THE SHOCKING TRUTH ABOUT FLAT EARTH Musical to Make Edinburgh Fringe Debut
Writers Alex Moneypenny and Adam Tuffrey explore loneliness and belonging in the new Las Vegas-set musical.
Wolverhampton Grand Theatre will bring The Shocking Truth About Flat Earth to the Edinburgh Festival Fringe 2026: a poignant, very funny new musical comedy about grief, belonging and the seductive pull of finding people who finally make you feel seen. Led by two forty-something women, the show places female friendship, loss and midlife reinvention firmly in the spotlight. Performances will run 5th – 30th August.
Using the flat-earth movement as its unlikely springboard, it asks a more universal question: what makes someone so hungry for connection that they will follow an idea… sometimes quite literally to the edge of the earth? Rather than ridiculing belief, the show approaches its characters with warmth and curiosity, asking how and why people come to hold extreme views in the first place.
Sharon Hargreaves is forty-something, grieving, increasingly isolated and spending more time online than is probably advisable. In the flat-earth community she finds something missing from her real life: warmth, validation and a sense of purpose.
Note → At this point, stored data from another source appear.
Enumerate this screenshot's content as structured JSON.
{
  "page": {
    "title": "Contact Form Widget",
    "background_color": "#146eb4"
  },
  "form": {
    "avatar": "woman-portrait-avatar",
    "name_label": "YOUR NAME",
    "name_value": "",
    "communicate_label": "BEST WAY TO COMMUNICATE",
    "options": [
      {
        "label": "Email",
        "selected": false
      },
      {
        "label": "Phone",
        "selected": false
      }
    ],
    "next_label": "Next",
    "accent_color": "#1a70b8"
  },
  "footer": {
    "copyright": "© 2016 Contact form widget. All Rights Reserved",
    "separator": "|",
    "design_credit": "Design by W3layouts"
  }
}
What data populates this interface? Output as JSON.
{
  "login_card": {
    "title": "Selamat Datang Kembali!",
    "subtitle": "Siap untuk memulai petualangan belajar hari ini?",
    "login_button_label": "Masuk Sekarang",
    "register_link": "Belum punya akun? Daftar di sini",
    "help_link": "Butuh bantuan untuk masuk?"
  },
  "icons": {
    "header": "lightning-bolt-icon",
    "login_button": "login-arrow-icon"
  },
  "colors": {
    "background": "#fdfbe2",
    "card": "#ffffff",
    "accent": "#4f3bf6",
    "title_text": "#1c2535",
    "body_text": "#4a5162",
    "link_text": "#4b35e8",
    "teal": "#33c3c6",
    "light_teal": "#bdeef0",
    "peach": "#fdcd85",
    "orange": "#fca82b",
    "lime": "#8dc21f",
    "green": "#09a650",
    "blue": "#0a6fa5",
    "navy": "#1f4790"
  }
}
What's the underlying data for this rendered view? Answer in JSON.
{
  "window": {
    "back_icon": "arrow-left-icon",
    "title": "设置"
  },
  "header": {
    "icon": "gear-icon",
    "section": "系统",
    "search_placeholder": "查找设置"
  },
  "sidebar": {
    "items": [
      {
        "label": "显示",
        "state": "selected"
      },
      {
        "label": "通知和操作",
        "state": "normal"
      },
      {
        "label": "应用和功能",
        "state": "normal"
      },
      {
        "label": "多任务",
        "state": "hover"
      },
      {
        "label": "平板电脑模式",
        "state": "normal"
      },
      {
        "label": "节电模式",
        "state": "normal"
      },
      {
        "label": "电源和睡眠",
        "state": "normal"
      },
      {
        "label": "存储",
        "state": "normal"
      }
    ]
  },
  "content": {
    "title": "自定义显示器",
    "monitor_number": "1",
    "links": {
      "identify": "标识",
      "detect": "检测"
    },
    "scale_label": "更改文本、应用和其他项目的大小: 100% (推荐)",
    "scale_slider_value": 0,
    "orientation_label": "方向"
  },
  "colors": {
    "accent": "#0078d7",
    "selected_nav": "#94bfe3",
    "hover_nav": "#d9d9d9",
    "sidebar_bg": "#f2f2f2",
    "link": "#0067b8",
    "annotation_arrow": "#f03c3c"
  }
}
So when a case of mistaken identity at a Las Vegas convention sees her welcomed as a famous flat-earther influencer called Angela and swept up in the warm embrace of her “fans”, Sharon does the exact opposite of correcting the misunderstanding – she leans in.
Before long, she has agreed to lead an expedition to prove, once and for all, that the Earth is flat. Along the way come aspiring YouTubers, a grifting conspiracy celebrity, a reluctant photographer, a furious best friend, unexpected romances and crowdfunding chaos – all culminating in a trip to Antarctica in search of the mythical ice wall. (For the uninitiated, many flat-earthers imagine Antarctica not as a continent but as a vast, encircling ice wall – a shimmering perimeter holding the world in place at the edge of the known.)
As Sharon is swept further into the adventure, her relationship with best friend Debs becomes increasingly strained, even as both women navigate their own experiences of grief and the fragile ways people try to rebuild after loss.
Beneath its comic premise, the show explores how communities built around shared belief can offer identity, validation and connection to those who feel disconnected elsewhere, and how recommendation algorithms and online echo chambers can harden conviction long before someone realises how far they have drifted. At a time when misinformation spreads faster than ever and conspiracy culture has entered the mainstream, The Shocking Truth About Flat Earth goes beyond asking why people believe what they believe, instead exploring what they are searching for when they begin looking.
It is a show about loneliness as much as it is about flat earth. About the gap between the life someone is living and the version of themselves reflected back by a community that finally makes them feel they belong. Shot through with black comedy, moments of absurdity and classic musical theatre storytelling, the show balances emotional honesty with big, joyful entertainment.